Repository files navigation

louievdl/hla-polysolver

Polysolver software is developed by the Broad Institute. Availability and running instructions for the most current version are described here. This version is preferred.

This fork of Polysolver is a minor modification on jason-weirather/hla-polysolver, which 1) was based on Polysolver 1.0; 2) was modified under Polysolver's BSD-style License; and 3) does not produce exactly the same HLA haplotype calls as the example file included with Polysolver. Most differences were very minor, occurring in the 7th and 8th digits, with one difference in the 4th digit of the HLA-B allele. It should be noted that this work is not affiliated with Polysolver or the Broad Institute, and my work is free to use, reuse and modify under Apache License 2.0. See LICENSE file for licenses of software dependencies.

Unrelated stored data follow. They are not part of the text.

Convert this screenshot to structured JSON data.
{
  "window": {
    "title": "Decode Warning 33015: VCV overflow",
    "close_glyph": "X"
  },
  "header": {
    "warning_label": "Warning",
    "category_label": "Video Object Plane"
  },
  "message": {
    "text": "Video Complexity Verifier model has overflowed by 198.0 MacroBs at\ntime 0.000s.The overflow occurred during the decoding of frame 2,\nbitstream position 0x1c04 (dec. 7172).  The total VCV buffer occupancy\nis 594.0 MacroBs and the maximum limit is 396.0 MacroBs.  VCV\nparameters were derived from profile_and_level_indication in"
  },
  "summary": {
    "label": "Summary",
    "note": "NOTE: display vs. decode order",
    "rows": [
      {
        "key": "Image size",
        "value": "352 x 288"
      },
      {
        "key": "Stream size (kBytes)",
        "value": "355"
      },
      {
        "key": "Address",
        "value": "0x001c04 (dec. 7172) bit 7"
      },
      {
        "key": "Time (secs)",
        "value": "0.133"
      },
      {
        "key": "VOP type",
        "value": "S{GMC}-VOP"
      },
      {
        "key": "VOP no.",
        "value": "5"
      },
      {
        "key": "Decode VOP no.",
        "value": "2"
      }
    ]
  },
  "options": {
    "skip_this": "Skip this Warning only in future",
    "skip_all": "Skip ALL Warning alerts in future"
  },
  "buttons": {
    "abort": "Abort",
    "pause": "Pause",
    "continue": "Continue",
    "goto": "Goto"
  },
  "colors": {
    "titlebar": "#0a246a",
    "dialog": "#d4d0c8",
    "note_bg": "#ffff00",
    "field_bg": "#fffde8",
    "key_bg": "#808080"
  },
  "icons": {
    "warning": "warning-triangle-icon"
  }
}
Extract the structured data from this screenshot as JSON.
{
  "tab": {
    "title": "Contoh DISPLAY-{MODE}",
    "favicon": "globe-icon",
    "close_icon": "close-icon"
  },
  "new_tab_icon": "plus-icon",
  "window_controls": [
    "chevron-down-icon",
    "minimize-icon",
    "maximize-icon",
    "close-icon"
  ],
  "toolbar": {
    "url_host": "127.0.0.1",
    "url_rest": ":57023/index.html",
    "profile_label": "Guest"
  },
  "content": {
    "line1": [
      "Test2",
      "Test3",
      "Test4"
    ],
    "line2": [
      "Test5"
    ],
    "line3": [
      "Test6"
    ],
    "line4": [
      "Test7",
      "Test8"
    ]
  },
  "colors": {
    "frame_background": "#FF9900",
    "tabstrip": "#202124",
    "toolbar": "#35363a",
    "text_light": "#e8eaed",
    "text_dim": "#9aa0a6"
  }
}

The purpose of this update of hla-polysolver is to: 1) handle any genome build (hg18/GRCh36, hg19/GRCh37, or hg38/GRCh38); 2) tolerate presence or absence of 'chr' in the chromosome specification of bam files; and 3) like jason-weirather/hla-polysolver, provide HLA haplotype "winner" files for loss of heterozygosity analysis by LOHHLA software (McGranahan et al). As such, it provides one part of a Polysolver-LOHHLA pipeline.

If you are using hla-polysolver in any form, you are requested to cite the original paper by Shukla et al.

Software changes

jason-weirather/hla-polysolver 1.0.0 -> louievdl/hla-polysolver 1.0.0

  • allow user to specify any of the last three genome builds (hg18/GRCh36, hg19/GRCh37, or hg38/GRCh38)
  • handle bam files with or without 'chr' in chromosome names
  • removed hardwiring of HLA allele fasta file and index; user can provide an alternate. For consistency, the user can use the same allele file for other pipelines such as LOHHLA.
  • HLA allele unique sequence file, allele IDs file, and SAM header file are all now generated on the fly from the allele fasta file

A conda environment for use with hla-polysolver

Anaconda provides a package incorporating jason-weirather/hla-polsolver 1.0.0. Install and test it before overwriting with this fork. Disclaimer: as with any installation, success here may require supplying additional prerequisites specific to your system either at the level of the operating system or as conda packages. This is left as an exercise for the user.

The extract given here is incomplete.